Using a remarkable cache of letters and diaries written by Lancastrian gentlewomen in this period, Vickery reveals that continuity was more apparent than change and suggests that the neat transition from family workshop to dark, satanic mill was a myth.

Even in the tricky arena of marriage, Georgian women appear to exert a great degree of control over their choices of future husbands. Common wisdom ran, "Love in a cottage? ... Give me indifference and a coach and six," but women still held out for a balance between satisfying their romantic intentions with those of family duty.

As evidence, Vickery uses the correspondence of women such as Elizabeth Parker, who exchanged 81 letters with her future husband, Robert, between 1745 and 1751. Their fascinating correspondence suggests that Elizabeth was "profoundly ambivalent in the face of parental opposition, revealing the tension between the will to wed and the will to obey operating in a single breast". She kept Robert's fantasy of eloping at bay and proved a skilful negotiator with her father, who wished for a wealthier son-in- law.
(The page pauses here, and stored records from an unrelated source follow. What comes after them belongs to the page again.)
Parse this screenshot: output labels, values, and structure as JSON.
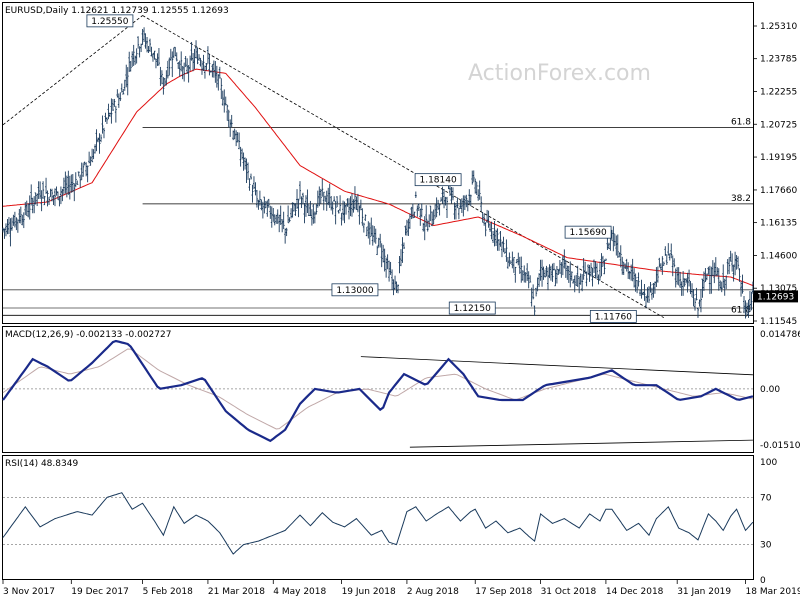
{
  "chart_data": [
    {
      "type": "line",
      "symbol": "EURUSD",
      "timeframe": "Daily",
      "header_text": "EURUSD,Daily  1.12621 1.12739 1.12555 1.12693",
      "ohlc": {
        "open": 1.12621,
        "high": 1.12739,
        "low": 1.12555,
        "close": 1.12693
      },
      "watermark": "ActionForex.com",
      "ylim": [
        1.1125,
        1.2625
      ],
      "y_ticks": [
        "1.25310",
        "1.23785",
        "1.22255",
        "1.20725",
        "1.19195",
        "1.17660",
        "1.16135",
        "1.14600",
        "1.13075",
        "1.11545"
      ],
      "current_price_label": "1.12693",
      "x_ticks": [
        "3 Nov 2017",
        "19 Dec 2017",
        "5 Feb 2018",
        "21 Mar 2018",
        "4 May 2018",
        "19 Jun 2018",
        "2 Aug 2018",
        "17 Sep 2018",
        "31 Oct 2018",
        "14 Dec 2018",
        "31 Jan 2019",
        "18 Mar 2019"
      ],
      "x_tick_days": [
        0,
        46,
        94,
        138,
        182,
        228,
        272,
        318,
        362,
        406,
        454,
        500
      ],
      "price_key_days": [
        0,
        15,
        25,
        35,
        50,
        60,
        70,
        80,
        87,
        94,
        102,
        108,
        115,
        122,
        130,
        138,
        146,
        155,
        162,
        172,
        182,
        190,
        200,
        207,
        215,
        222,
        230,
        238,
        248,
        255,
        260,
        265,
        272,
        278,
        285,
        292,
        300,
        308,
        315,
        318,
        325,
        332,
        340,
        348,
        355,
        358,
        362,
        370,
        378,
        388,
        395,
        402,
        406,
        410,
        420,
        428,
        435,
        440,
        448,
        455,
        462,
        468,
        475,
        480,
        485,
        490,
        494,
        500,
        505
      ],
      "price_key_values": [
        1.158,
        1.166,
        1.176,
        1.174,
        1.181,
        1.192,
        1.209,
        1.222,
        1.239,
        1.248,
        1.24,
        1.226,
        1.242,
        1.231,
        1.239,
        1.236,
        1.226,
        1.205,
        1.19,
        1.17,
        1.166,
        1.158,
        1.174,
        1.165,
        1.174,
        1.17,
        1.166,
        1.172,
        1.155,
        1.15,
        1.138,
        1.13,
        1.16,
        1.171,
        1.16,
        1.168,
        1.175,
        1.168,
        1.176,
        1.181,
        1.16,
        1.157,
        1.145,
        1.14,
        1.132,
        1.122,
        1.14,
        1.137,
        1.14,
        1.133,
        1.14,
        1.136,
        1.145,
        1.157,
        1.14,
        1.132,
        1.128,
        1.136,
        1.147,
        1.135,
        1.132,
        1.121,
        1.14,
        1.137,
        1.132,
        1.142,
        1.145,
        1.12,
        1.1269
      ],
      "ma_key_days": [
        0,
        30,
        60,
        90,
        110,
        120,
        130,
        150,
        170,
        200,
        230,
        260,
        290,
        320,
        350,
        380,
        410,
        440,
        470,
        490,
        505
      ],
      "ma_key_values": [
        1.169,
        1.171,
        1.18,
        1.213,
        1.226,
        1.23,
        1.233,
        1.231,
        1.215,
        1.188,
        1.176,
        1.17,
        1.16,
        1.164,
        1.155,
        1.145,
        1.142,
        1.139,
        1.137,
        1.136,
        1.132
      ],
      "fib_levels": [
        {
          "label": "61.8",
          "value": 1.2058,
          "start_day": 94
        },
        {
          "label": "38.2",
          "value": 1.1701,
          "start_day": 94
        },
        {
          "label": "61.8",
          "value": 1.1181,
          "start_day": 0
        }
      ],
      "horizontal_lines": [
        1.13,
        1.1215
      ],
      "annotations": [
        {
          "text": "1.25550",
          "day": 72,
          "value": 1.2555
        },
        {
          "text": "1.18140",
          "day": 293,
          "value": 1.1814
        },
        {
          "text": "1.15690",
          "day": 394,
          "value": 1.1569
        },
        {
          "text": "1.13000",
          "day": 237,
          "value": 1.13
        },
        {
          "text": "1.12150",
          "day": 316,
          "value": 1.1215
        },
        {
          "text": "1.11760",
          "day": 411,
          "value": 1.1176
        }
      ],
      "trendlines": [
        {
          "style": "dashed",
          "from": [
            0,
            1.207
          ],
          "to": [
            94,
            1.258
          ]
        },
        {
          "style": "dashed",
          "from": [
            94,
            1.258
          ],
          "to": [
            445,
            1.117
          ]
        }
      ]
    },
    {
      "type": "line",
      "header_text": "MACD(12,26,9) -0.002133 -0.002727",
      "macd_value": -0.002133,
      "signal_value": -0.002727,
      "ylim": [
        -0.0172,
        0.0158
      ],
      "y_ticks": [
        "0.014786",
        "0.00",
        "-0.015107"
      ],
      "macd_key_days": [
        0,
        20,
        30,
        45,
        60,
        75,
        85,
        95,
        105,
        120,
        135,
        150,
        165,
        180,
        190,
        200,
        210,
        225,
        240,
        255,
        260,
        270,
        285,
        300,
        310,
        320,
        335,
        350,
        365,
        380,
        395,
        410,
        425,
        440,
        455,
        470,
        480,
        495,
        505
      ],
      "macd_key_values": [
        -0.003,
        0.008,
        0.006,
        0.002,
        0.007,
        0.013,
        0.012,
        0.006,
        0.0,
        0.001,
        0.003,
        -0.006,
        -0.011,
        -0.014,
        -0.011,
        -0.004,
        0.0,
        -0.001,
        0.0,
        -0.006,
        -0.001,
        0.004,
        0.001,
        0.008,
        0.004,
        -0.002,
        -0.003,
        -0.003,
        0.001,
        0.002,
        0.003,
        0.005,
        0.001,
        0.001,
        -0.003,
        -0.002,
        0.0,
        -0.003,
        -0.002
      ],
      "signal_key_days": [
        0,
        25,
        45,
        65,
        85,
        105,
        125,
        145,
        165,
        185,
        205,
        225,
        245,
        265,
        285,
        305,
        325,
        345,
        365,
        385,
        405,
        425,
        445,
        465,
        485,
        505
      ],
      "signal_key_values": [
        -0.001,
        0.006,
        0.004,
        0.006,
        0.011,
        0.005,
        0.001,
        -0.002,
        -0.007,
        -0.011,
        -0.005,
        -0.001,
        0.0,
        -0.002,
        0.003,
        0.004,
        0.0,
        -0.003,
        0.0,
        0.002,
        0.004,
        0.002,
        0.0,
        -0.002,
        -0.001,
        -0.0027
      ],
      "trendlines": [
        {
          "style": "solid",
          "from": [
            241,
            0.0087
          ],
          "to": [
            505,
            0.0038
          ]
        },
        {
          "style": "solid",
          "from": [
            274,
            -0.0157
          ],
          "to": [
            505,
            -0.0138
          ]
        }
      ]
    },
    {
      "type": "line",
      "header_text": "RSI(14) 48.8349",
      "rsi_value": 48.8349,
      "ylim": [
        0,
        100
      ],
      "y_ticks": [
        "100",
        "70",
        "30",
        "0"
      ],
      "levels": [
        70,
        30
      ],
      "rsi_key_days": [
        0,
        15,
        25,
        35,
        50,
        60,
        70,
        80,
        87,
        94,
        102,
        108,
        115,
        122,
        130,
        138,
        146,
        155,
        162,
        172,
        182,
        190,
        200,
        207,
        215,
        222,
        230,
        238,
        248,
        255,
        260,
        265,
        272,
        278,
        285,
        292,
        300,
        308,
        315,
        318,
        325,
        332,
        340,
        348,
        355,
        358,
        362,
        370,
        378,
        388,
        395,
        402,
        406,
        410,
        420,
        428,
        435,
        440,
        448,
        455,
        462,
        468,
        475,
        480,
        485,
        490,
        494,
        500,
        505
      ],
      "rsi_key_values": [
        36,
        62,
        45,
        52,
        58,
        55,
        70,
        74,
        60,
        65,
        50,
        38,
        62,
        48,
        55,
        50,
        40,
        22,
        30,
        33,
        38,
        42,
        55,
        46,
        57,
        49,
        45,
        52,
        38,
        42,
        32,
        30,
        58,
        62,
        50,
        56,
        62,
        50,
        58,
        60,
        44,
        50,
        40,
        44,
        36,
        33,
        56,
        48,
        52,
        44,
        56,
        50,
        60,
        60,
        42,
        48,
        38,
        52,
        62,
        44,
        40,
        34,
        56,
        50,
        42,
        54,
        60,
        42,
        49
      ]
    }
  ]
}
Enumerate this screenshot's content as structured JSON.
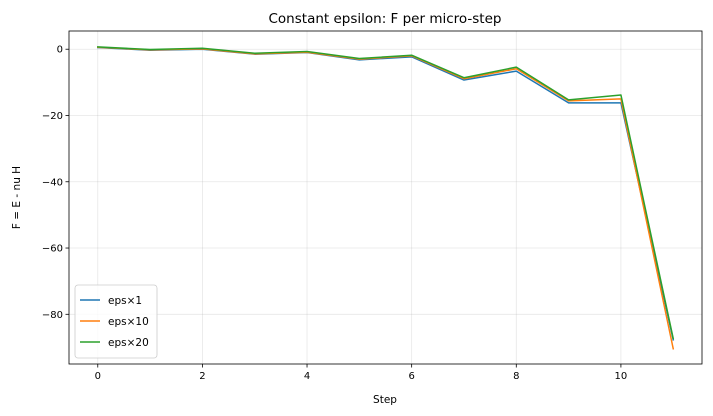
{
  "chart_data": {
    "type": "line",
    "title": "Constant epsilon: F per micro-step",
    "xlabel": "Step",
    "ylabel": "F = E - nu H",
    "xlim": [
      -0.55,
      11.55
    ],
    "ylim": [
      -95,
      5.5
    ],
    "xticks": [
      0,
      2,
      4,
      6,
      8,
      10
    ],
    "yticks": [
      0,
      -20,
      -40,
      -60,
      -80
    ],
    "grid": true,
    "legend_position": "lower-left",
    "x": [
      0,
      1,
      2,
      3,
      4,
      5,
      6,
      7,
      8,
      9,
      10,
      11
    ],
    "series": [
      {
        "name": "eps×1",
        "color": "#1f77b4",
        "values": [
          0.5,
          -0.3,
          0.0,
          -1.5,
          -1.0,
          -3.2,
          -2.3,
          -9.3,
          -6.6,
          -16.2,
          -16.2,
          -87.7
        ]
      },
      {
        "name": "eps×10",
        "color": "#ff7f0e",
        "values": [
          0.6,
          -0.2,
          0.1,
          -1.4,
          -0.9,
          -3.0,
          -2.0,
          -8.9,
          -5.9,
          -15.6,
          -15.0,
          -90.4
        ]
      },
      {
        "name": "eps×20",
        "color": "#2ca02c",
        "values": [
          0.7,
          -0.1,
          0.3,
          -1.2,
          -0.7,
          -2.8,
          -1.8,
          -8.6,
          -5.4,
          -15.3,
          -13.8,
          -87.3
        ]
      }
    ]
  }
}
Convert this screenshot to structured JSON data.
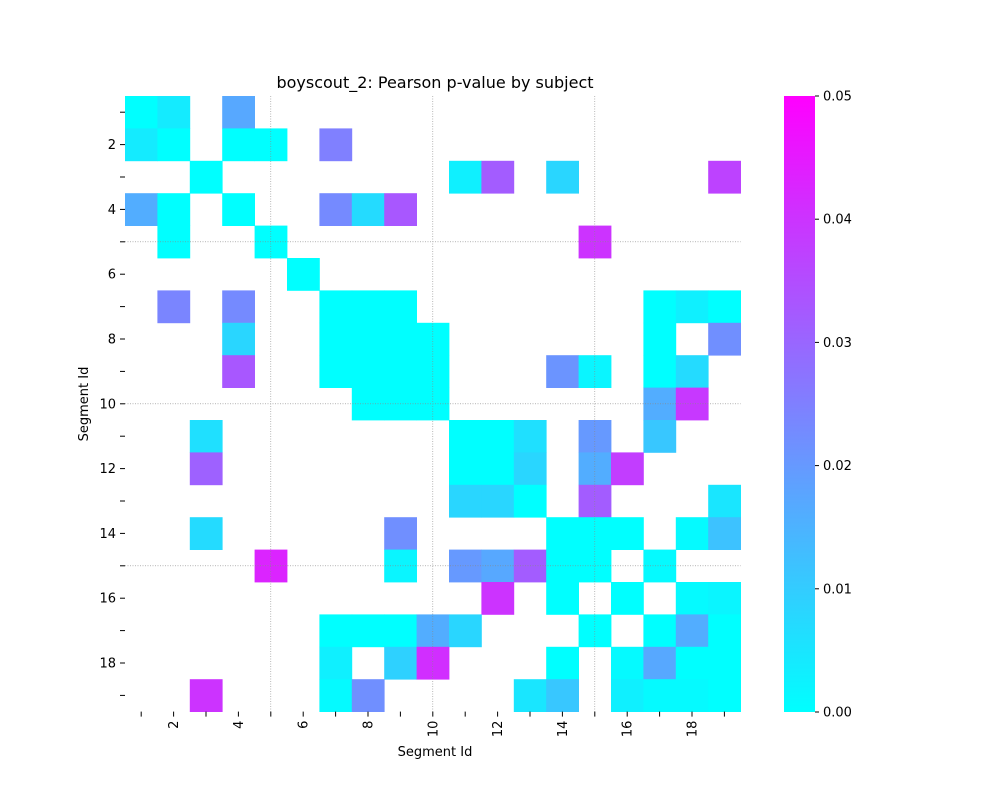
{
  "chart_data": {
    "type": "heatmap",
    "title": "boyscout_2: Pearson p-value by subject",
    "xlabel": "Segment Id",
    "ylabel": "Segment Id",
    "n": 19,
    "x_ticks": [
      "",
      "2",
      "",
      "4",
      "",
      "6",
      "",
      "8",
      "",
      "10",
      "",
      "12",
      "",
      "14",
      "",
      "16",
      "",
      "18",
      ""
    ],
    "y_ticks": [
      "",
      "2",
      "",
      "4",
      "",
      "6",
      "",
      "8",
      "",
      "10",
      "",
      "12",
      "",
      "14",
      "",
      "16",
      "",
      "18",
      ""
    ],
    "colorbar": {
      "min": 0.0,
      "max": 0.05,
      "ticks": [
        "0.00",
        "0.01",
        "0.02",
        "0.03",
        "0.04",
        "0.05"
      ],
      "colormap": "cool",
      "color_low": "#00ffff",
      "color_high": "#ff00ff"
    },
    "grid": "dotted lines every 5 segments",
    "cells": [
      [
        1,
        1,
        0.0
      ],
      [
        1,
        2,
        0.004
      ],
      [
        1,
        4,
        0.017
      ],
      [
        2,
        1,
        0.004
      ],
      [
        2,
        2,
        0.0
      ],
      [
        2,
        4,
        0.0
      ],
      [
        2,
        5,
        0.0
      ],
      [
        2,
        7,
        0.025
      ],
      [
        3,
        3,
        0.0
      ],
      [
        3,
        11,
        0.003
      ],
      [
        3,
        12,
        0.032
      ],
      [
        3,
        14,
        0.008
      ],
      [
        3,
        19,
        0.037
      ],
      [
        4,
        1,
        0.016
      ],
      [
        4,
        2,
        0.0
      ],
      [
        4,
        4,
        0.0
      ],
      [
        4,
        7,
        0.023
      ],
      [
        4,
        8,
        0.007
      ],
      [
        4,
        9,
        0.033
      ],
      [
        5,
        2,
        0.0
      ],
      [
        5,
        5,
        0.0
      ],
      [
        5,
        15,
        0.04
      ],
      [
        6,
        6,
        0.0
      ],
      [
        7,
        2,
        0.024
      ],
      [
        7,
        4,
        0.023
      ],
      [
        7,
        7,
        0.0
      ],
      [
        7,
        8,
        0.0
      ],
      [
        7,
        9,
        0.0
      ],
      [
        7,
        17,
        0.0
      ],
      [
        7,
        18,
        0.003
      ],
      [
        7,
        19,
        0.0
      ],
      [
        8,
        4,
        0.008
      ],
      [
        8,
        7,
        0.0
      ],
      [
        8,
        8,
        0.0
      ],
      [
        8,
        9,
        0.0
      ],
      [
        8,
        10,
        0.0
      ],
      [
        8,
        17,
        0.0
      ],
      [
        8,
        19,
        0.022
      ],
      [
        9,
        4,
        0.033
      ],
      [
        9,
        7,
        0.0
      ],
      [
        9,
        8,
        0.0
      ],
      [
        9,
        9,
        0.0
      ],
      [
        9,
        10,
        0.0
      ],
      [
        9,
        14,
        0.021
      ],
      [
        9,
        15,
        0.002
      ],
      [
        9,
        17,
        0.0
      ],
      [
        9,
        18,
        0.007
      ],
      [
        10,
        8,
        0.0
      ],
      [
        10,
        9,
        0.0
      ],
      [
        10,
        10,
        0.0
      ],
      [
        10,
        17,
        0.016
      ],
      [
        10,
        18,
        0.039
      ],
      [
        11,
        3,
        0.006
      ],
      [
        11,
        11,
        0.0
      ],
      [
        11,
        12,
        0.0
      ],
      [
        11,
        13,
        0.006
      ],
      [
        11,
        15,
        0.02
      ],
      [
        11,
        17,
        0.011
      ],
      [
        12,
        3,
        0.031
      ],
      [
        12,
        11,
        0.0
      ],
      [
        12,
        12,
        0.0
      ],
      [
        12,
        13,
        0.008
      ],
      [
        12,
        15,
        0.016
      ],
      [
        12,
        16,
        0.038
      ],
      [
        13,
        11,
        0.008
      ],
      [
        13,
        12,
        0.008
      ],
      [
        13,
        13,
        0.0
      ],
      [
        13,
        15,
        0.032
      ],
      [
        13,
        19,
        0.005
      ],
      [
        14,
        3,
        0.007
      ],
      [
        14,
        9,
        0.022
      ],
      [
        14,
        14,
        0.0
      ],
      [
        14,
        15,
        0.0
      ],
      [
        14,
        16,
        0.0
      ],
      [
        14,
        18,
        0.001
      ],
      [
        14,
        19,
        0.012
      ],
      [
        15,
        5,
        0.043
      ],
      [
        15,
        9,
        0.002
      ],
      [
        15,
        11,
        0.02
      ],
      [
        15,
        12,
        0.017
      ],
      [
        15,
        13,
        0.032
      ],
      [
        15,
        14,
        0.0
      ],
      [
        15,
        15,
        0.0
      ],
      [
        15,
        17,
        0.001
      ],
      [
        16,
        12,
        0.04
      ],
      [
        16,
        14,
        0.0
      ],
      [
        16,
        16,
        0.0
      ],
      [
        16,
        18,
        0.001
      ],
      [
        16,
        19,
        0.002
      ],
      [
        17,
        7,
        0.0
      ],
      [
        17,
        8,
        0.0
      ],
      [
        17,
        9,
        0.0
      ],
      [
        17,
        10,
        0.016
      ],
      [
        17,
        11,
        0.008
      ],
      [
        17,
        15,
        0.0
      ],
      [
        17,
        17,
        0.0
      ],
      [
        17,
        18,
        0.016
      ],
      [
        17,
        19,
        0.0
      ],
      [
        18,
        7,
        0.003
      ],
      [
        18,
        9,
        0.009
      ],
      [
        18,
        10,
        0.041
      ],
      [
        18,
        14,
        0.0
      ],
      [
        18,
        16,
        0.001
      ],
      [
        18,
        17,
        0.017
      ],
      [
        18,
        18,
        0.0
      ],
      [
        18,
        19,
        0.0
      ],
      [
        19,
        3,
        0.04
      ],
      [
        19,
        7,
        0.001
      ],
      [
        19,
        8,
        0.022
      ],
      [
        19,
        13,
        0.005
      ],
      [
        19,
        14,
        0.011
      ],
      [
        19,
        16,
        0.003
      ],
      [
        19,
        17,
        0.001
      ],
      [
        19,
        18,
        0.001
      ],
      [
        19,
        19,
        0.0
      ]
    ]
  }
}
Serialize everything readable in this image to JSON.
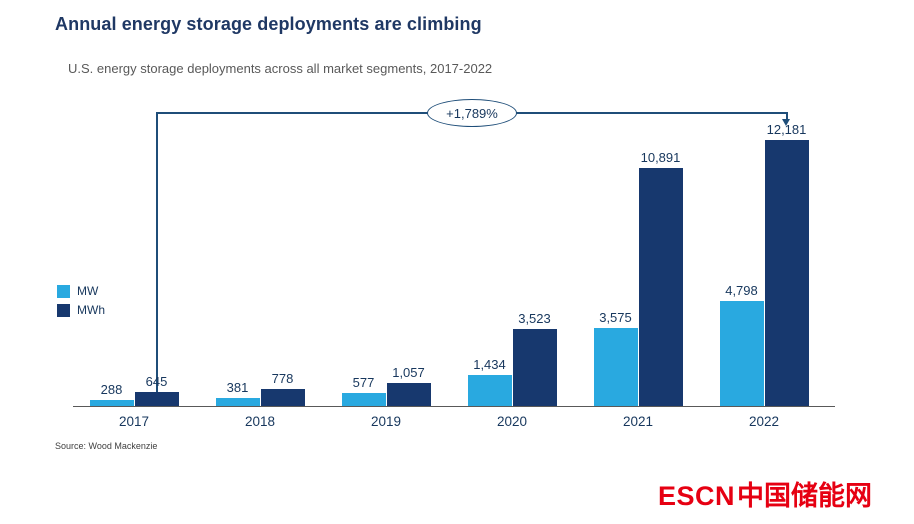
{
  "page": {
    "title": "Annual energy storage deployments are climbing",
    "subtitle": "U.S. energy storage deployments across all market segments, 2017-2022",
    "source": "Source: Wood Mackenzie",
    "logo_text": "ESCN",
    "logo_cn": "中国储能网"
  },
  "colors": {
    "mw": "#29A9E0",
    "mwh": "#17386E",
    "title_navy": "#1F3864",
    "annotation_line": "#1F4E79",
    "logo_red": "#E60012"
  },
  "annotation": {
    "label": "+1,789%"
  },
  "legend": [
    {
      "label": "MW"
    },
    {
      "label": "MWh"
    }
  ],
  "chart_data": {
    "type": "bar",
    "title": "Annual energy storage deployments are climbing",
    "subtitle": "U.S. energy storage deployments across all market segments, 2017-2022",
    "categories": [
      "2017",
      "2018",
      "2019",
      "2020",
      "2021",
      "2022"
    ],
    "series": [
      {
        "name": "MW",
        "color": "#29A9E0",
        "values": [
          288,
          381,
          577,
          1434,
          3575,
          4798
        ],
        "labels": [
          "288",
          "381",
          "577",
          "1,434",
          "3,575",
          "4,798"
        ]
      },
      {
        "name": "MWh",
        "color": "#17386E",
        "values": [
          645,
          778,
          1057,
          3523,
          10891,
          12181
        ],
        "labels": [
          "645",
          "778",
          "1,057",
          "3,523",
          "10,891",
          "12,181"
        ]
      }
    ],
    "xlabel": "",
    "ylabel": "",
    "ylim": [
      0,
      12500
    ],
    "grid": false,
    "legend_position": "middle-left",
    "annotation": "+1,789% increase from 2017 MWh to 2022 MWh",
    "source": "Source: Wood Mackenzie"
  }
}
Elizabeth wrote that she felt obliged "to collect all that little Rhetorick I am Mistress Off and have had a difficult task to satisfie my Duty and my love, not please the one without offending the other." Her campaign of seven years ended in a well-won victory and the couple were married in 1751 under special licence.

Vickery's intimate knowledge of her Lancastrian ladies provides a convincing argument that the reality of their experience warrants this new historical interpretation. She decodes the traces of desire left in their writings and so provides a remarkable understanding of their lives. The Gentleman's Daughter is written with charm and suffused with wry commentary that testifies to Vickery's intimacy with her subjects. It is a both an academic triumph and a spellbinding read.